Re: Writing Assembler! (Mark Hopkins)
25 May 1997 13:31:31 -0400

          From comp.compilers

Related articles
[3 earlier articles]
Re: Writing Assembler! (1997-05-17)
Re: Writing Assembler! (Ben Bullock) (1997-05-17)
Re: Writing Assembler! (1997-05-17)
Re: Writing Assembler! (Mr J R Hall) (1997-05-22)
Re: Writing Assembler! (JUKKA) (1997-05-22)
Re: Writing Assembler! (Charles Fiterman) (1997-05-22)
Re: Writing Assembler! (1997-05-25)
Re: Writing Assembler! (1997-05-25)
Re: Writing Assembler! (JUKKA) (1997-06-09)
Re: Writing Assembler! (1997-06-09)
Re: Writing Assembler! (1997-06-09)
Re: Writing Assembler! (1997-06-11)
Re: Writing Assembler! (Cliff Click) (1997-06-11)
[7 later articles]
| List of all articles for this month |

From: (Mark Hopkins)
Newsgroups: comp.compilers
Date: 25 May 1997 13:31:31 -0400
Organization: Omnifest
References: 97-05-156
Keywords: assembler

>From (Khoo Kiak Wei):
> I am planning to write a generic assembler, as a work of learning
> flex and bison.
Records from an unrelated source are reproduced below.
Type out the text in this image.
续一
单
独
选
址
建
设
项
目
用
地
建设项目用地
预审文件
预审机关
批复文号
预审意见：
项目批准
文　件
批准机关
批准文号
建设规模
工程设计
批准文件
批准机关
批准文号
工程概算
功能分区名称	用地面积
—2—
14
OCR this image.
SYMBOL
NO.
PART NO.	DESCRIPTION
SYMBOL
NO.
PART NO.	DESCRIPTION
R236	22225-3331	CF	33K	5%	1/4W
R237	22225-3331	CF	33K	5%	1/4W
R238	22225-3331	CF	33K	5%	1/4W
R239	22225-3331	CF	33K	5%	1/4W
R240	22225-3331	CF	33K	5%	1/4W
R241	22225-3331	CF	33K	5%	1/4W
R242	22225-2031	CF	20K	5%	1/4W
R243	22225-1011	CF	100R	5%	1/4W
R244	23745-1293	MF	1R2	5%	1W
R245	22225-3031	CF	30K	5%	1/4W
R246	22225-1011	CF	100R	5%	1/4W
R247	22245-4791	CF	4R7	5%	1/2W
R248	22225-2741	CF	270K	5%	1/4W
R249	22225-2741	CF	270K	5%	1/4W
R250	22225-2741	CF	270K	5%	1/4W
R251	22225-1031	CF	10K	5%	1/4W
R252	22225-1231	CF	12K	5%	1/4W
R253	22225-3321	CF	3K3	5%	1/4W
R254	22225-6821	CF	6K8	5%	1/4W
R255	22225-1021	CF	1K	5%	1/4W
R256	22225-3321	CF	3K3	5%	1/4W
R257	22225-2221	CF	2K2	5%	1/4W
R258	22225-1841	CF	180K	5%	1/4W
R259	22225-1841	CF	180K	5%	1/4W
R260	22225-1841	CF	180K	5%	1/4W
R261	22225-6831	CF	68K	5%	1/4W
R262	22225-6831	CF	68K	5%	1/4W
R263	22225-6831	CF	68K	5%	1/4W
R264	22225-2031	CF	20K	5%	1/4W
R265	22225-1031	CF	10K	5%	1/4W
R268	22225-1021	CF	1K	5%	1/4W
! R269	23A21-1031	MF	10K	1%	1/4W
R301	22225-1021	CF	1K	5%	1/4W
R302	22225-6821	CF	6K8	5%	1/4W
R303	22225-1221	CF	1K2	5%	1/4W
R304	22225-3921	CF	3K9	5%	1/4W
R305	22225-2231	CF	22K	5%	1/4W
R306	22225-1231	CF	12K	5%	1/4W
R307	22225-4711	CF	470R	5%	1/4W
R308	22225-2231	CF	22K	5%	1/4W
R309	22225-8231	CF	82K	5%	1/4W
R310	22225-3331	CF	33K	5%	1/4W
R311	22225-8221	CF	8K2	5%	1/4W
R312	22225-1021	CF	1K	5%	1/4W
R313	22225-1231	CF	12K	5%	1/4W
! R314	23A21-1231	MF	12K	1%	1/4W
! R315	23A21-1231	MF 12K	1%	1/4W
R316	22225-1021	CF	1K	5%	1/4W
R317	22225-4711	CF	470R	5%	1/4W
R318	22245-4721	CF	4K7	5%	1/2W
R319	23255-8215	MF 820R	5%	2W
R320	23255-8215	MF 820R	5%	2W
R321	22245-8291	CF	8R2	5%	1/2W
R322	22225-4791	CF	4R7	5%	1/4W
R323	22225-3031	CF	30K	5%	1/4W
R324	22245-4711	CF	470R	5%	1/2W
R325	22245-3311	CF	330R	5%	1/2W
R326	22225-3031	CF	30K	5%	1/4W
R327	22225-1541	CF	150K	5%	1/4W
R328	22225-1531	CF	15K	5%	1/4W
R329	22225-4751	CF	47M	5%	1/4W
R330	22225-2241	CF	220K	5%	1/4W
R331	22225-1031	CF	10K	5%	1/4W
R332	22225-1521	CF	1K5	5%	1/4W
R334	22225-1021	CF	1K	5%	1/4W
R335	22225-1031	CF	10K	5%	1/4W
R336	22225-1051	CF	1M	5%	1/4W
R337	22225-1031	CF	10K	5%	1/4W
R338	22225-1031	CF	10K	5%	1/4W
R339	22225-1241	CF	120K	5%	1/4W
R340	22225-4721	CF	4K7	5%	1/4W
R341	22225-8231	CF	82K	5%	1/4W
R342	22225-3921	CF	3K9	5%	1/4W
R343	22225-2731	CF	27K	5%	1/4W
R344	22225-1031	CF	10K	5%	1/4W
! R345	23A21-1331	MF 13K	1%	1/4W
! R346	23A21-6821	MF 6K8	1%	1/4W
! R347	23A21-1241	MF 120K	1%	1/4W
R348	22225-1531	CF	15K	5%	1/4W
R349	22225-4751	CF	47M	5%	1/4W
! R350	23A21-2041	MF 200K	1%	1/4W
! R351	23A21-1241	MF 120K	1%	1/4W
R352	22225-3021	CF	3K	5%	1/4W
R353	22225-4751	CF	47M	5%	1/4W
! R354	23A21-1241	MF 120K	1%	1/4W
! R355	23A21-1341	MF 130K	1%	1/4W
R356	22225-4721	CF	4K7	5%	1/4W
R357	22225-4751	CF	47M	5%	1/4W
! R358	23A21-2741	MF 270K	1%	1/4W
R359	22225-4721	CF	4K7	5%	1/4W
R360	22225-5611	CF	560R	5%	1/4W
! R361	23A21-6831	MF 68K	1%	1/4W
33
However, after reading a book on Lex and Yacc, I am
> still confused on how should I start!?
> If any of you know of any sample code on assembler or good books talking
> on the assembler construction, I would like to hear from you please!
> Thanks in advance.

      What should go into the design of an assembler? I'll give you a
head start by listing what I think the ideal design should look like.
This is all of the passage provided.